WOLFFE: Right. And it's not just, look, Joe the Plumber was never the Obi-Wan Kenobi of the party, but he is, on this libertarian wing, representative of, frankly, the tea baggers. And again, we try to avoid the puns here, but he represents this idea that you can have your cake and eat it. You can actually be a limited government party but also intervene in just about everything, whether it's in every possible war zone around the world, that's why you need such huge national defense spending, or where it comes to social conservatism that Sarah Palin represents. You cannot do both. You cannot be libertarian and also interfere in every part of the world and every part of people’s lives, and that intellectual incoherence is represented by the great seminal figure of Joe the Plumber.

OLBERMANN: And now he's replaced by someone from the past, one assumes, Newt Gingrich here, representing the Republican viewpoint at the White House today and being very malleable in what he had to say about the Obama administration, but does that demonstrate the other huge problem for the GOP right now, there isn't somebody to turn to, to even replace a plumber?

WOLFFE: Well, Newt's positioning is interesting here. He first of all shows a soft underbelly. He does the education thing. He's been saying nice things about health care. And, of course, then he also goes out on Fox News and says that, you know, the President isn't tough enough to take on the Somali pirates. He's obviously positioning himself for a presidential run. I just wonder what the situation was in the Fox News headquarters. I'm sure there were a couple of kittens who got trodden on today. He was with Al Sharpton, after all.

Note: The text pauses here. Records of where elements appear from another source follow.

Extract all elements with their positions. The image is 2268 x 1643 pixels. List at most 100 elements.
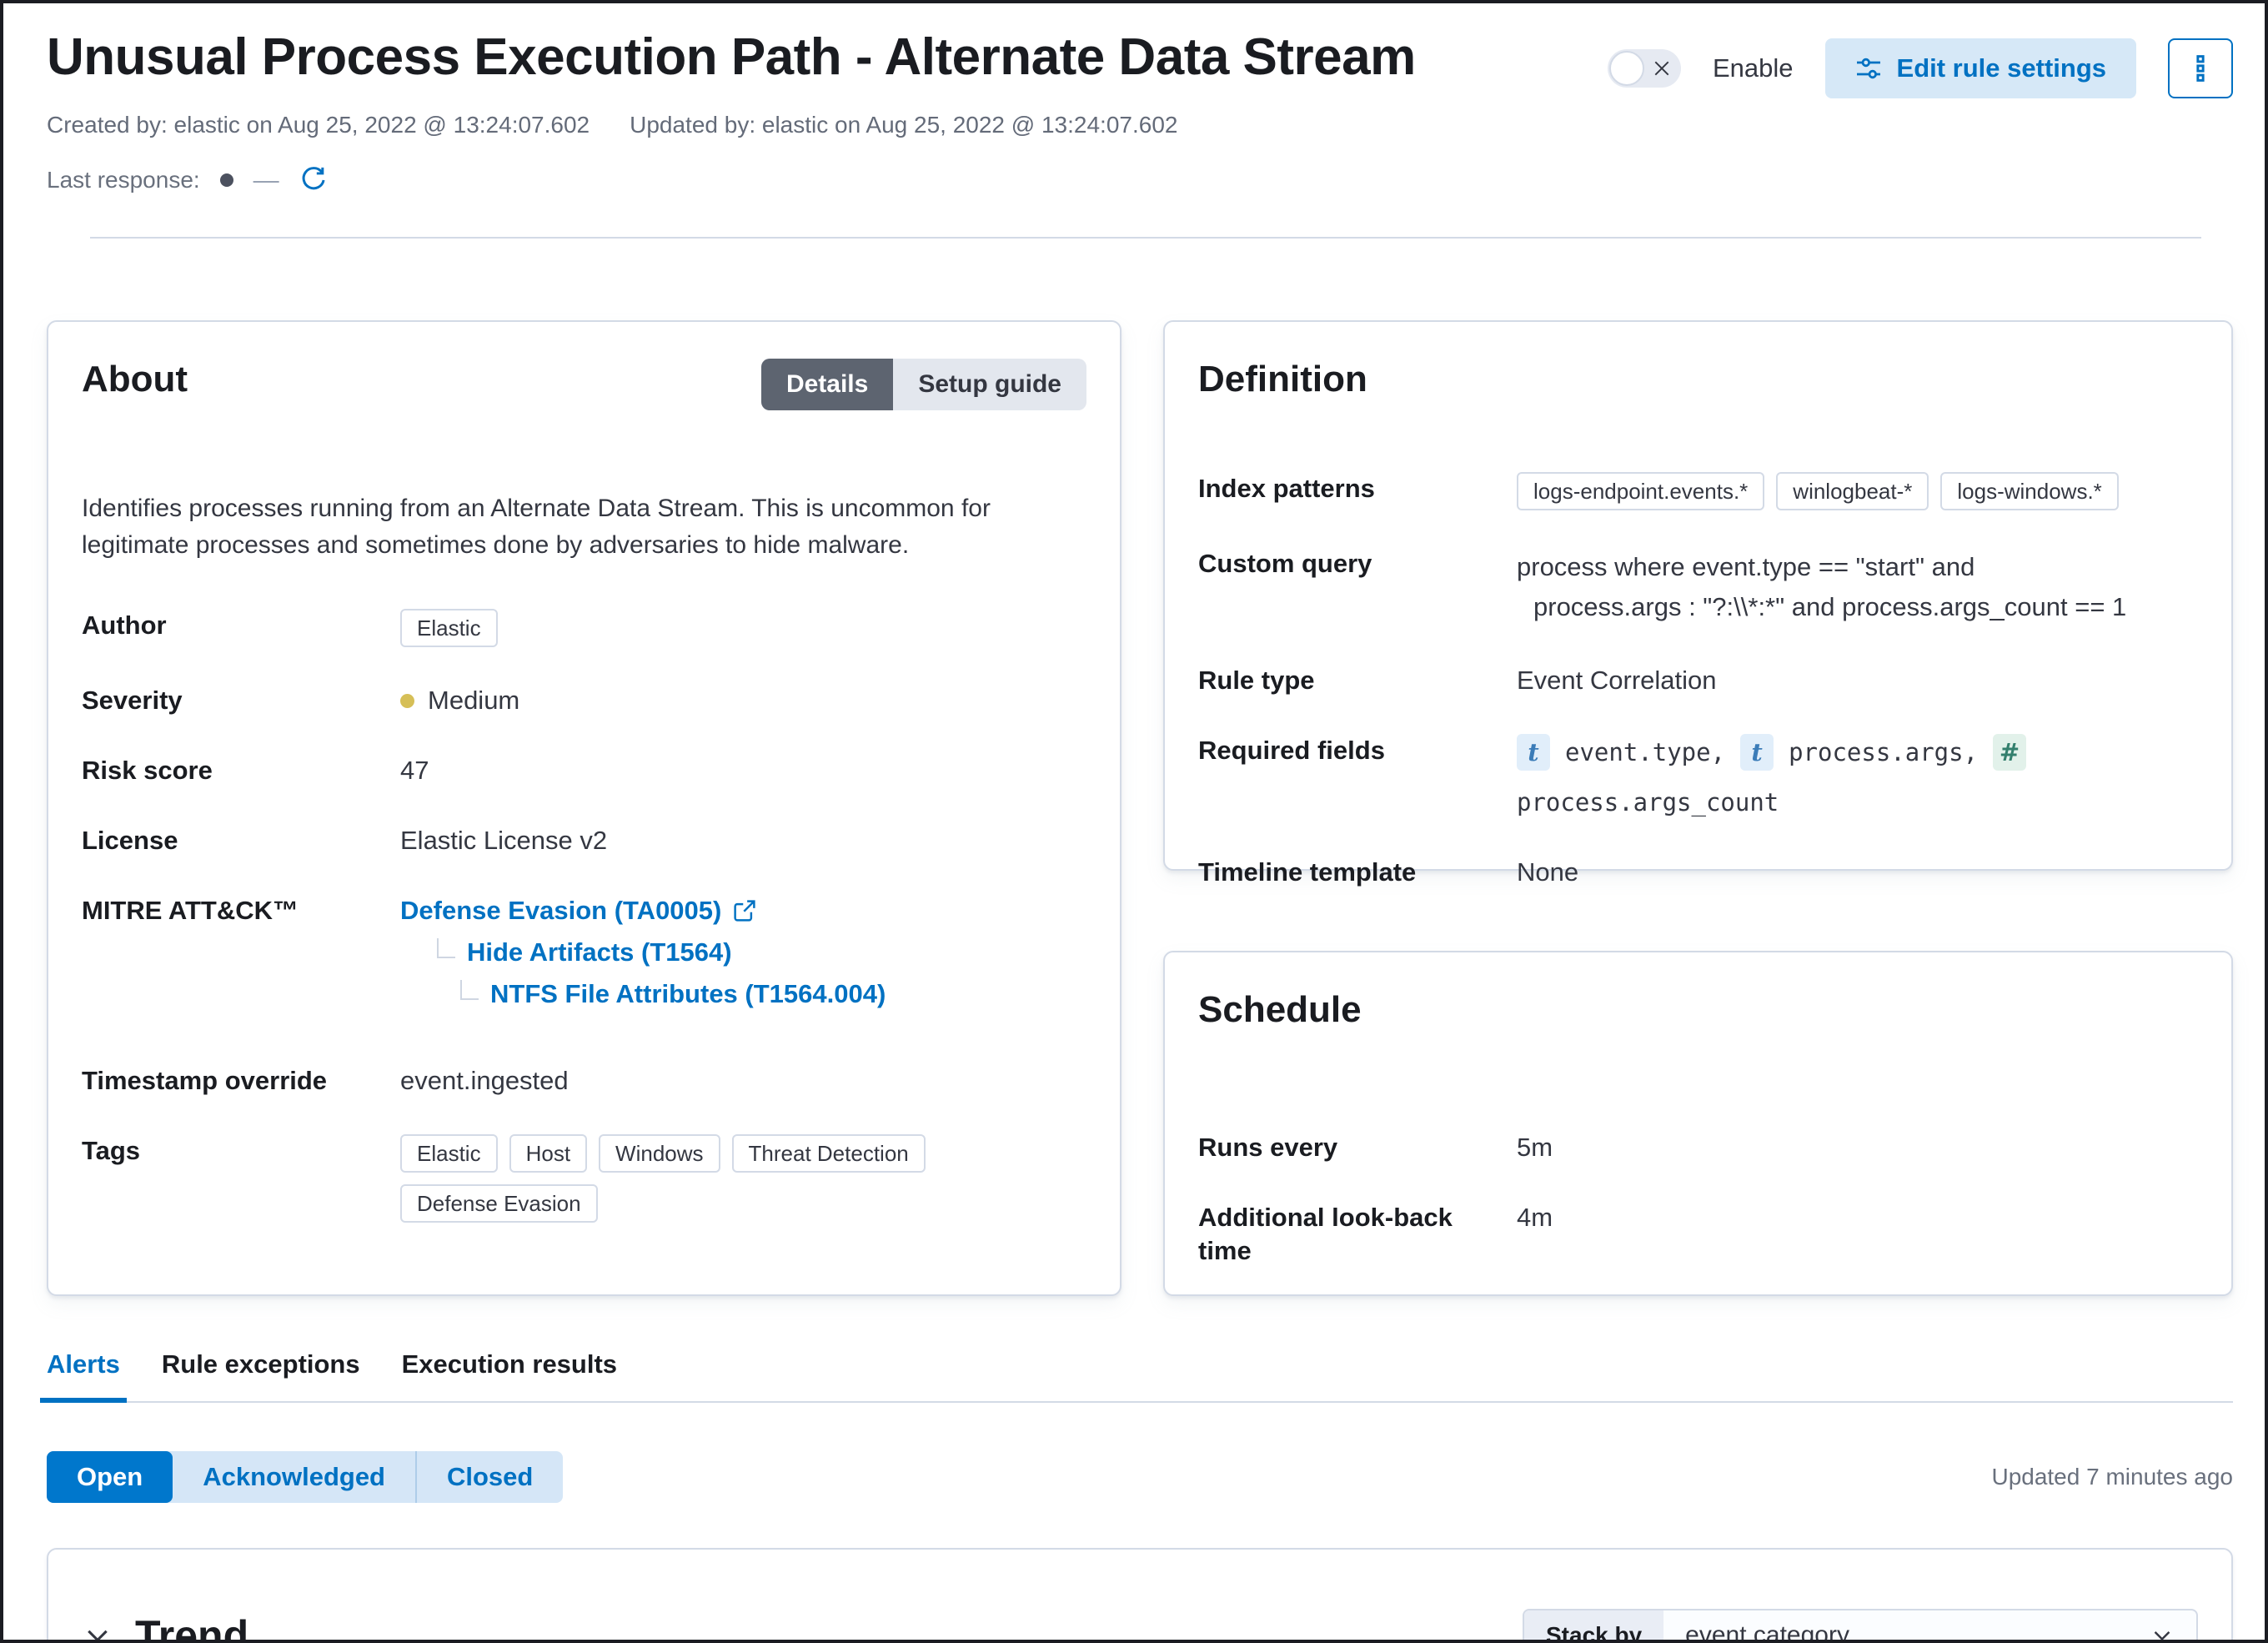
rule-actions-menu-button[interactable]	[2168, 38, 2233, 98]
mitre-subtechnique-text: NTFS File Attributes (T1564.004)	[490, 977, 886, 1011]
alerts-filter-row: Open Acknowledged Closed Updated 7 minut…	[47, 1451, 2233, 1503]
severity-value: Medium	[428, 684, 519, 717]
status-dot-icon	[220, 173, 233, 187]
tab-execution-results[interactable]: Execution results	[402, 1349, 617, 1401]
schedule-heading: Schedule	[1198, 989, 2198, 1031]
index-pattern-badge: logs-endpoint.events.*	[1517, 472, 1764, 510]
mitre-tactic-link[interactable]: Defense Evasion (TA0005)	[400, 894, 886, 927]
stack-by-label: Stack by	[1524, 1610, 1663, 1643]
stack-by-select[interactable]: Stack by event.category	[1523, 1609, 2198, 1643]
alert-status-filter-group: Open Acknowledged Closed	[47, 1451, 563, 1503]
timestamp-override-value: event.ingested	[400, 1064, 569, 1098]
tag-badge: Defense Evasion	[400, 1184, 598, 1223]
tab-details[interactable]: Details	[761, 359, 893, 410]
trend-panel: Trend Stack by event.category	[47, 1548, 2233, 1643]
lookback-label: Additional look-back time	[1198, 1201, 1517, 1268]
risk-score-value: 47	[400, 754, 429, 787]
string-field-token-icon: t	[1740, 734, 1774, 771]
severity-dot-icon	[400, 694, 414, 708]
tags-row: Tags Elastic Host Windows Threat Detecti…	[82, 1134, 1086, 1223]
chevron-down-icon	[82, 1620, 113, 1643]
timeline-template-row: Timeline template None	[1198, 856, 2198, 889]
enable-toggle[interactable]	[1608, 49, 1681, 88]
index-patterns-row: Index patterns logs-endpoint.events.* wi…	[1198, 472, 2198, 510]
runs-every-row: Runs every 5m	[1198, 1131, 2198, 1164]
chevron-down-icon	[2150, 1623, 2175, 1643]
enable-label: Enable	[1713, 53, 1794, 83]
sliders-icon	[1855, 55, 1882, 82]
custom-query-label: Custom query	[1198, 547, 1517, 580]
required-field-name: process.args,	[1789, 736, 1978, 769]
filter-acknowledged-button[interactable]: Acknowledged	[173, 1451, 415, 1503]
header-controls: Enable Edit rule settings	[1608, 28, 2233, 98]
about-panel: About Details Setup guide Identifies pro…	[47, 320, 1121, 1296]
index-pattern-badge: logs-windows.*	[1940, 472, 2118, 510]
filter-closed-button[interactable]: Closed	[415, 1451, 563, 1503]
tab-rule-exceptions[interactable]: Rule exceptions	[162, 1349, 360, 1401]
number-field-token-icon: #	[1993, 734, 2026, 771]
mitre-technique-text: Hide Artifacts (T1564)	[467, 936, 732, 969]
required-fields-label: Required fields	[1198, 734, 1517, 767]
last-response-label: Last response:	[47, 167, 200, 193]
query-line-1: process where event.type == "start" and	[1517, 547, 2126, 587]
tags-label: Tags	[82, 1134, 400, 1168]
mitre-subtechnique-link[interactable]: NTFS File Attributes (T1564.004)	[460, 977, 886, 1011]
boxes-vertical-icon	[2185, 53, 2215, 83]
page-title: Unusual Process Execution Path - Alterna…	[47, 28, 1416, 87]
query-line-2: process.args : "?:\\*:*" and process.arg…	[1517, 587, 2126, 627]
rule-tabs: Alerts Rule exceptions Execution results	[47, 1349, 2233, 1403]
author-label: Author	[82, 609, 400, 642]
lookback-value: 4m	[1517, 1201, 1553, 1234]
external-link-icon	[733, 899, 756, 922]
required-fields-row: Required fields t event.type, t process.…	[1198, 734, 2198, 819]
tree-corner-icon	[437, 938, 455, 958]
author-row: Author Elastic	[82, 609, 1086, 647]
index-pattern-badge: winlogbeat-*	[1776, 472, 1929, 510]
runs-every-label: Runs every	[1198, 1131, 1517, 1164]
mitre-technique-link[interactable]: Hide Artifacts (T1564)	[437, 936, 886, 969]
runs-every-value: 5m	[1517, 1131, 1553, 1164]
tag-badge: Windows	[599, 1134, 720, 1173]
rule-type-value: Event Correlation	[1517, 664, 1717, 697]
edit-rule-settings-button[interactable]: Edit rule settings	[1825, 38, 2136, 98]
string-field-token-icon: t	[1517, 734, 1550, 771]
filter-open-button[interactable]: Open	[47, 1451, 173, 1503]
updated-by-text: Updated by: elastic on Aug 25, 2022 @ 13…	[630, 112, 1177, 138]
trend-heading: Trend	[135, 1611, 248, 1643]
last-response-value: —	[253, 165, 279, 195]
stack-by-value: event.category	[1685, 1621, 2133, 1643]
required-field-name: process.args_count	[1517, 786, 1779, 819]
mitre-tactic-text: Defense Evasion (TA0005)	[400, 894, 721, 927]
refresh-button[interactable]	[299, 166, 328, 194]
risk-score-label: Risk score	[82, 754, 400, 787]
header-divider	[90, 237, 2201, 239]
risk-score-row: Risk score 47	[82, 754, 1086, 787]
tag-badge: Host	[509, 1134, 587, 1173]
tag-badge: Elastic	[400, 1134, 498, 1173]
edit-rule-settings-label: Edit rule settings	[1897, 53, 2106, 83]
tree-corner-icon	[460, 980, 479, 1000]
rule-meta: Created by: elastic on Aug 25, 2022 @ 13…	[47, 112, 2233, 138]
tab-setup-guide[interactable]: Setup guide	[893, 359, 1086, 410]
timeline-template-value: None	[1517, 856, 1578, 889]
trend-collapse-toggle[interactable]	[82, 1620, 113, 1643]
required-field-name: event.type,	[1565, 736, 1725, 769]
severity-row: Severity Medium	[82, 684, 1086, 717]
tab-alerts[interactable]: Alerts	[47, 1349, 120, 1401]
rule-type-label: Rule type	[1198, 664, 1517, 697]
definition-heading: Definition	[1198, 359, 2198, 400]
rule-type-row: Rule type Event Correlation	[1198, 664, 2198, 697]
last-response-row: Last response: —	[47, 165, 2233, 195]
definition-panel: Definition Index patterns logs-endpoint.…	[1163, 320, 2233, 871]
mitre-label: MITRE ATT&CK™	[82, 894, 400, 927]
toggle-thumb	[1609, 51, 1644, 86]
created-by-text: Created by: elastic on Aug 25, 2022 @ 13…	[47, 112, 590, 138]
timestamp-override-row: Timestamp override event.ingested	[82, 1064, 1086, 1098]
license-row: License Elastic License v2	[82, 824, 1086, 857]
lookback-row: Additional look-back time 4m	[1198, 1201, 2198, 1268]
timeline-template-label: Timeline template	[1198, 856, 1517, 889]
about-heading: About	[82, 359, 188, 400]
rule-details-page: Unusual Process Execution Path - Alterna…	[0, 0, 2268, 1643]
rule-description: Identifies processes running from an Alt…	[82, 490, 1024, 564]
severity-label: Severity	[82, 684, 400, 717]
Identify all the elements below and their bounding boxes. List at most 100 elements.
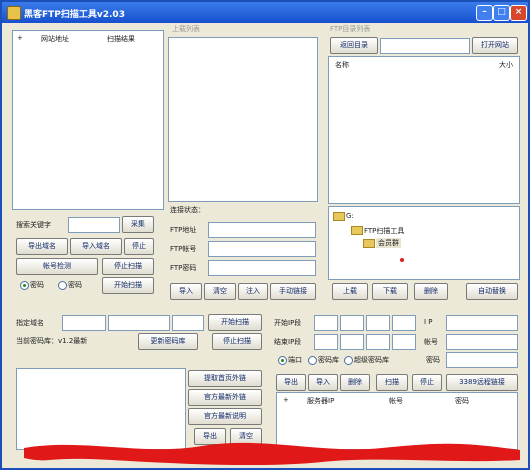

OLBERMANN: That’s another one. One would have to be about 175 years old to have a distinct memory of a national political party in this country actually disintegrating, actually moving from part of the two-party system to outside of it. Yet, the Time magazine piece from which the Wurzelbacher news comes is titled, "Republicans in the Wilderness: Is the Party Over?" And it began with the use of the term, "The aura of endangered species." Is it that bad? I mean, could the presidential challenger of 2012 or 2016 not be a Republican?

WOLFFE: I think if the economy continues as it is, if it's stumbling along, then you're in a situation where an independent character does come in, maybe without a traditional party line, but let's not write them off too quickly here. Republicans will come back, and Democrats are going to have to be ready for that.